Не лишним было бы в таком случае оставаться на связи, и, вероятно, затем и нужны записные книжки. Мы сами в ответе за то, чтобы исписанные страницы не теряли для нас смысл: вы не поймете, что написано в моем блокноте, я не пойму ваши записи. «Ну и как дела на рынке виски?» Для вас это ничего не значит, не так ли? А для меня это блондинка в купальнике от Пуччи, расположившаяся с парой толстых мужчин у бассейна в отеле «Беверли-Хиллз». Подходит еще один, и они некоторое время молча смотрят друг на друга. «Ну и как дела на рынке виски?» – наконец говорит один из сидящих вместо приветствия, блондинка поднимается и, выгнув стопу, окунает ее в воду, не сводя взгляда с кабинки, где говорит по телефону Франциско Пиньятари по прозвищу Бэби. Вот и всё, что за этим стоит. Добавлю только, что несколько лет спустя я встретила эту блондинку в Нью-Йорке, по-калифорнийски загорелую, в объемной норковой шубе. Она выходила из универмага «Сакс» на Пятой авеню и на суровом ветру показалась мне постаревшей и бесповоротно усталой, и даже шуба ее была скроена не так, как было модно в тот год, и не так, как того, возможно, хотела бы она сама. И вот почему это имеет значение: после той встречи мне долго не хотелось смотреться в зеркало; листая газеты, я видела только смерти, раковых больных, еще не старых мужчин и женщин с инфарктом, и самоубийц. Я перестала ездить со станции Лексингтон-авеню, потому что заметила, что все те незнакомцы, которых я встречала годами: мужчина с собакой-поводырем, старая дева, которая изо дня в день читала объявления в газете, толстушка, которая всегда выходила со мной на Центральном вокзале, – стали выглядеть старше, чем прежде.

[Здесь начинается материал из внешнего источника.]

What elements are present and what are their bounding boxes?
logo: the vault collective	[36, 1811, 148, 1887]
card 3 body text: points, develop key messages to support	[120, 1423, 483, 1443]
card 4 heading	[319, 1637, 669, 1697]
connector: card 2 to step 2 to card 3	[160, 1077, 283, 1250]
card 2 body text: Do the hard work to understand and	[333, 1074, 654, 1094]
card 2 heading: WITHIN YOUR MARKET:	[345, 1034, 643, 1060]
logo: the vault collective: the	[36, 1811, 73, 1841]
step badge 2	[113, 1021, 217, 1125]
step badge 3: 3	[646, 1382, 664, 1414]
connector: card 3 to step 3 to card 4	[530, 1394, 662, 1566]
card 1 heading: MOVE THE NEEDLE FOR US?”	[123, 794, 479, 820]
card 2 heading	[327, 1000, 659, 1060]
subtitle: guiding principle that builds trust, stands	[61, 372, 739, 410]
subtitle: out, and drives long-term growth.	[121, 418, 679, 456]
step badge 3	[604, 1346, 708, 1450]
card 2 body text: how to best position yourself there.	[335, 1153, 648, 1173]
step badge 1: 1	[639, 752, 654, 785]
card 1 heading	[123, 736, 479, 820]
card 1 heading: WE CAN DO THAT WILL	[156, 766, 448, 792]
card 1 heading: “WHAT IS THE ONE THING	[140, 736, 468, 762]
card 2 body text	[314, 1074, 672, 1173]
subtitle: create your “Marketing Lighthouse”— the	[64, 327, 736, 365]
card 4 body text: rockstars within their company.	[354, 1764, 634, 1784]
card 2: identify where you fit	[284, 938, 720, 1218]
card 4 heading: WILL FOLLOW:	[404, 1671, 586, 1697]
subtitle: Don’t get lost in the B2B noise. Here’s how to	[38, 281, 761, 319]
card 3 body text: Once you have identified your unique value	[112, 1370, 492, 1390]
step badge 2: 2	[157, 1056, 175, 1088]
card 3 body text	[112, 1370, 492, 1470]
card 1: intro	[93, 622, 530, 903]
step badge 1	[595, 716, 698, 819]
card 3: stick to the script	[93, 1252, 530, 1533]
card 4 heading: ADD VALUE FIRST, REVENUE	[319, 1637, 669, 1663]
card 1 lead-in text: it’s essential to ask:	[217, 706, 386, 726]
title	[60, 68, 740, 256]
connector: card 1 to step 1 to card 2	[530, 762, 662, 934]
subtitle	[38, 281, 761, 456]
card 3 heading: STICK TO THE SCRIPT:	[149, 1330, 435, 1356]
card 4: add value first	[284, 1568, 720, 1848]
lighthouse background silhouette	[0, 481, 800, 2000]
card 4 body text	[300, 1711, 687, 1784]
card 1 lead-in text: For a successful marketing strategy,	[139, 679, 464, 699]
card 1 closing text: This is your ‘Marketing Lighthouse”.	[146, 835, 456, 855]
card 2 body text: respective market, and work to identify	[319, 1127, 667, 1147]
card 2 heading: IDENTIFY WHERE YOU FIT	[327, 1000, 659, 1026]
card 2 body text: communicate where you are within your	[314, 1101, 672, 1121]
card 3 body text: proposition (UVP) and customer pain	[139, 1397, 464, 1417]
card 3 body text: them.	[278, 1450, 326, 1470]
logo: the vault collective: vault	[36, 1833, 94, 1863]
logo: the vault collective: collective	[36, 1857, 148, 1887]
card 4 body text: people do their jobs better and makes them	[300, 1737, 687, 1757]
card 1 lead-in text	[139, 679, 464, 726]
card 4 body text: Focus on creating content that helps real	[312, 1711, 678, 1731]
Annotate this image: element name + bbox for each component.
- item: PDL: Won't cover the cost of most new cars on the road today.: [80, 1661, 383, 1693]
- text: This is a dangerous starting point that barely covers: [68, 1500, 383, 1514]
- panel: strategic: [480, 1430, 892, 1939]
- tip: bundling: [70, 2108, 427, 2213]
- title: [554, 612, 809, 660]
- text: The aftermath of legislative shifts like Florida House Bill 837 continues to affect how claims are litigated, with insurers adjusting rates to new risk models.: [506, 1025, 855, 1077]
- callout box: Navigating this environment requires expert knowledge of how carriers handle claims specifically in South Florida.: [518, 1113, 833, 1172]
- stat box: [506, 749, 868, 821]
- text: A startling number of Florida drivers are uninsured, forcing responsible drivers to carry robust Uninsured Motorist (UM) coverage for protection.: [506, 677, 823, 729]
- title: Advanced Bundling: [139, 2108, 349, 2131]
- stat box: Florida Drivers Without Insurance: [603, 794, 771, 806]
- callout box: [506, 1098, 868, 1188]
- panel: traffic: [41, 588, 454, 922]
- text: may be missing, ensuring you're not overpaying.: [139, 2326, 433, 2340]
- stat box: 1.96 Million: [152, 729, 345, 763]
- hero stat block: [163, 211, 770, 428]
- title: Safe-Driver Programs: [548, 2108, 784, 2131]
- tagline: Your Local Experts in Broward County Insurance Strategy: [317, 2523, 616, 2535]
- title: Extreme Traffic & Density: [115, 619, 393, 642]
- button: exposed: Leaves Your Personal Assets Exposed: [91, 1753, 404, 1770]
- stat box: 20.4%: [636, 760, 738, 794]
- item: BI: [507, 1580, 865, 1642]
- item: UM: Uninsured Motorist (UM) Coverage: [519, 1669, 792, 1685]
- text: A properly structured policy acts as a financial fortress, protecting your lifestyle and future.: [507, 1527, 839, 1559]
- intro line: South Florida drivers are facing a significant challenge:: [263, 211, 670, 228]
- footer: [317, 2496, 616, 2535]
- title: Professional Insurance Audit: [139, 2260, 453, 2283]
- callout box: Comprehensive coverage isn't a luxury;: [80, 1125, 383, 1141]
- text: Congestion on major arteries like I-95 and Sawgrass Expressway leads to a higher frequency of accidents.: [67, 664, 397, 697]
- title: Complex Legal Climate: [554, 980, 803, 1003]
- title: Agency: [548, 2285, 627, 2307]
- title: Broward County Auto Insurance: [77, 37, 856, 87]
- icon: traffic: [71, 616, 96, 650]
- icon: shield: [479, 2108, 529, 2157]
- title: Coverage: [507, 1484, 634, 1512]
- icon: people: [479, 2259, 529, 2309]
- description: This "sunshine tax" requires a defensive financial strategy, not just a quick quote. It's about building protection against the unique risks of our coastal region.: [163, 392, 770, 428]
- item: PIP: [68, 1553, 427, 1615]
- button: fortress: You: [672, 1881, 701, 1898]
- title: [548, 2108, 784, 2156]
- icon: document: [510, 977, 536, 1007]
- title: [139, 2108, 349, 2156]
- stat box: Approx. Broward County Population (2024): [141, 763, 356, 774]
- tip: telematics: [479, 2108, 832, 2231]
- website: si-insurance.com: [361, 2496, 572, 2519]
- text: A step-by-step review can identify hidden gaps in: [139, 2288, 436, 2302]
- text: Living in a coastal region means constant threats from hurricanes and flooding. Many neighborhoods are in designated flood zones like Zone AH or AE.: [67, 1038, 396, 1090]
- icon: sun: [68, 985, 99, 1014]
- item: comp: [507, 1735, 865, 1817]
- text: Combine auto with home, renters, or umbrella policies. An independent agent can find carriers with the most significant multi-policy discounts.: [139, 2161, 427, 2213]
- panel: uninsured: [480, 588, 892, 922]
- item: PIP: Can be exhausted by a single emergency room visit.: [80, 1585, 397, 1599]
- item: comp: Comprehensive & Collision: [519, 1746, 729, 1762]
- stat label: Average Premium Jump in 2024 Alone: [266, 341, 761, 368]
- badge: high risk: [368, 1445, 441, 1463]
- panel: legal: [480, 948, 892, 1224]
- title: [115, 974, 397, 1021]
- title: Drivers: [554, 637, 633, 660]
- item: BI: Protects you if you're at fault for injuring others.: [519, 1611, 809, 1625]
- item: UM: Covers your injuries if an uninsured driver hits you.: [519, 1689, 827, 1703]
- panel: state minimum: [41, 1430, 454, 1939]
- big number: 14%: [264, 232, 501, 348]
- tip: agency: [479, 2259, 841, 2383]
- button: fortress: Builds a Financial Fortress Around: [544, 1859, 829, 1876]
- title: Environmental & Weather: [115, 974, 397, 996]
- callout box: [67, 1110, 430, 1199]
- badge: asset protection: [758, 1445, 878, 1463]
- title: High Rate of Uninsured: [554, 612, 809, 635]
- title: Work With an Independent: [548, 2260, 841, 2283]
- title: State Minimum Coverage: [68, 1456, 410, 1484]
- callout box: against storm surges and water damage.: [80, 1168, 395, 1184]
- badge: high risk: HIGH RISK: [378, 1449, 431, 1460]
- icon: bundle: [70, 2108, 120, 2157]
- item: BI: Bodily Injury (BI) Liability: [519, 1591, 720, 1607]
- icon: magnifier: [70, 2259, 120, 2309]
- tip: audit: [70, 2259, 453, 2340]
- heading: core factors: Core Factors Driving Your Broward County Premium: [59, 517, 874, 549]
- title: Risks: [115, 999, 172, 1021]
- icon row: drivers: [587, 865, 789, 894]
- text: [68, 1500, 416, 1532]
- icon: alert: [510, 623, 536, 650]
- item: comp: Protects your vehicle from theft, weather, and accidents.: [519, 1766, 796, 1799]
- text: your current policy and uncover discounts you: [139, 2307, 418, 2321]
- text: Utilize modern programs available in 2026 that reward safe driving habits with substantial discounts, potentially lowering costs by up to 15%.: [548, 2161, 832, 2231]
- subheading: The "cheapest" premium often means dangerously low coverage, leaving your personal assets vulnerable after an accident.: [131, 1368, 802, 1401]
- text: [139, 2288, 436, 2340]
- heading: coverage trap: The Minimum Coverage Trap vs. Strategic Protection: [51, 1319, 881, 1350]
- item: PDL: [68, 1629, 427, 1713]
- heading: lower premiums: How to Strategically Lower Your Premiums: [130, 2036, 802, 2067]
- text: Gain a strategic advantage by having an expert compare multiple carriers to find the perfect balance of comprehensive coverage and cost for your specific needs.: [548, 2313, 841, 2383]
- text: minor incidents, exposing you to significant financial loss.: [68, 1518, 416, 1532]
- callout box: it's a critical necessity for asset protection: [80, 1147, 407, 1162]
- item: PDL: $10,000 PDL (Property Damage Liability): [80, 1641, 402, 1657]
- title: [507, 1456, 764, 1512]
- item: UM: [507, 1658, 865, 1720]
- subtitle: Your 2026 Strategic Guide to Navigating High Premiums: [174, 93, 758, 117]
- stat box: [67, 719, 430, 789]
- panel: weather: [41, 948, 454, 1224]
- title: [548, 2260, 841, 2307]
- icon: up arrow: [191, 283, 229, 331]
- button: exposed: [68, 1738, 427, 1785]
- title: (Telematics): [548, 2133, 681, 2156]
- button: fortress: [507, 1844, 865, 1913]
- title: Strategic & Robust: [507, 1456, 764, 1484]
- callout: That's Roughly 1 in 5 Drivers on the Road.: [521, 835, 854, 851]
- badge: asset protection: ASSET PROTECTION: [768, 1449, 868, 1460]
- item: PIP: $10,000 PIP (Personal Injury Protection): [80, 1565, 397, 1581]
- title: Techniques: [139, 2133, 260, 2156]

Всё возвращается. Даже рецепт квашеной капусты воскрешает в памяти что-то важное. Впервые я готовила ее на острове Файр, шел дождь, мы выпили много бурбона, поели капусты и легли спать в десять, я слушала шум дождя и Атлантического океана и чувствовала себя в безопасности. Вчера я снова приготовила квашеную капусту, но в этот раз чувства безопасности она мне не принесла. Но это, как говорится, совсем другая история.